The Salt Lake City segment (SLCS) of the Wasatch fault zone and the antithetic West Valley fault zone (WVFZ) form a large, Holocene‐active, intrabasin graben in northern Salt Lake Valley, Utah. We integrate previous paleoseismic data with new data from recent trench investigations and compare earthquake timing and displacement for both the master and antithetic faults of this major graben‐forming system to address whether the WVFZ ruptures simultaneously with the SLCS or is a separate, independent source of earthquakes. Nine SLCS surface‐faulting earthquakes postdate the Lake Bonneville highstand (∼18  ka); however, the record is most complete since ∼14  ka, yielding latest Pleistocene and Holocene mean recurrence estimates of ∼1.5  ky and ∼1.3–1.6  ky, respectively. Six post‐Bonneville‐highstand WVFZ earthquakes yield a mean recurrence of ∼2.0–3.6  ky; however, we consider the WVFZ earthquake record incomplete because of distributed faulting and limited paleoseismic data.
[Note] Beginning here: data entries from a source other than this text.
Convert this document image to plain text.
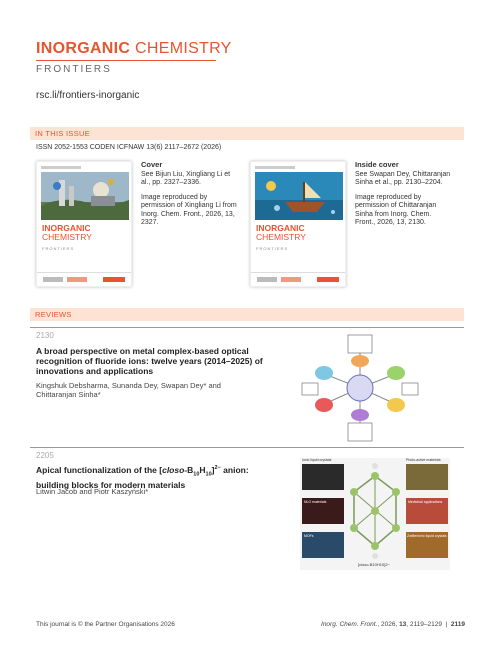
INORGANIC CHEMISTRY
FRONTIERS
rsc.li/frontiers-inorganic
IN THIS ISSUE
ISSN 2052-1553 CODEN ICFNAW 13(6) 2117–2672 (2026)
INORGANIC
CHEMISTRY
FRONTIERS

Cover
See Bijun Liu, Xingliang Li et al., pp. 2327–2336.

Image reproduced by permission of Xingliang Li from Inorg. Chem. Front., 2026, 13, 2327.

INORGANIC
CHEMISTRY
FRONTIERS

Inside cover
See Swapan Dey, Chittaranjan Sinha et al., pp. 2130–2204.

Image reproduced by permission of Chittaranjan Sinha from Inorg. Chem. Front., 2026, 13, 2130.

REVIEWS
2130
A broad perspective on metal complex-based optical recognition of fluoride ions: twelve years (2014–2025) of innovations and applications
Kingshuk Debsharma, Sunanda Dey, Swapan Dey* and Chittaranjan Sinha*
2205
Apical functionalization of the $[closo-B_{10}H_{10}]^{2-}$ anion: building blocks for modern materials
Litwin Jacob and Piotr Kaszyński*
Ionic liquid crystals	Photo-active materials
NLO materials	Medicinal applications
MOFs	Zwitterionic liquid crystals
[closo-B10H10]2−
This journal is © the Partner Organisations 2026	Inorg. Chem. Front., 2026, 13, 2119–2129  |  2119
Five of six WVFZ earthquakes have mean and 2σ times that are very similar to those of SLCS earthquakes. WVFZ earthquake W5 lacks an apparent temporal correlation with an SLCS earthquake but occurred during a period for which the SLCS chronology may be incomplete. Mean WVFZ per‐event vertical displacement (∼0.5  m) is 26%–42% of that for the SLCS (∼1.2–1.9  m), consistent with that predicted by previous mechanical modeling of antithetic faulting triggered by slip on a listric master fault. We conclude that large WVFZ earthquakes are likely synchronous with, or triggered shortly after, SLCS surface‐faulting earthquakes. Although earthquake‐timing uncertainties preclude determining an unequivocal coseismic link between the WVFZ and SLCS, structural models suggest a high likelihood for synchronous rupture. These results have important implications for forecasting earthquake probabilities in complex normal‐faulting environments.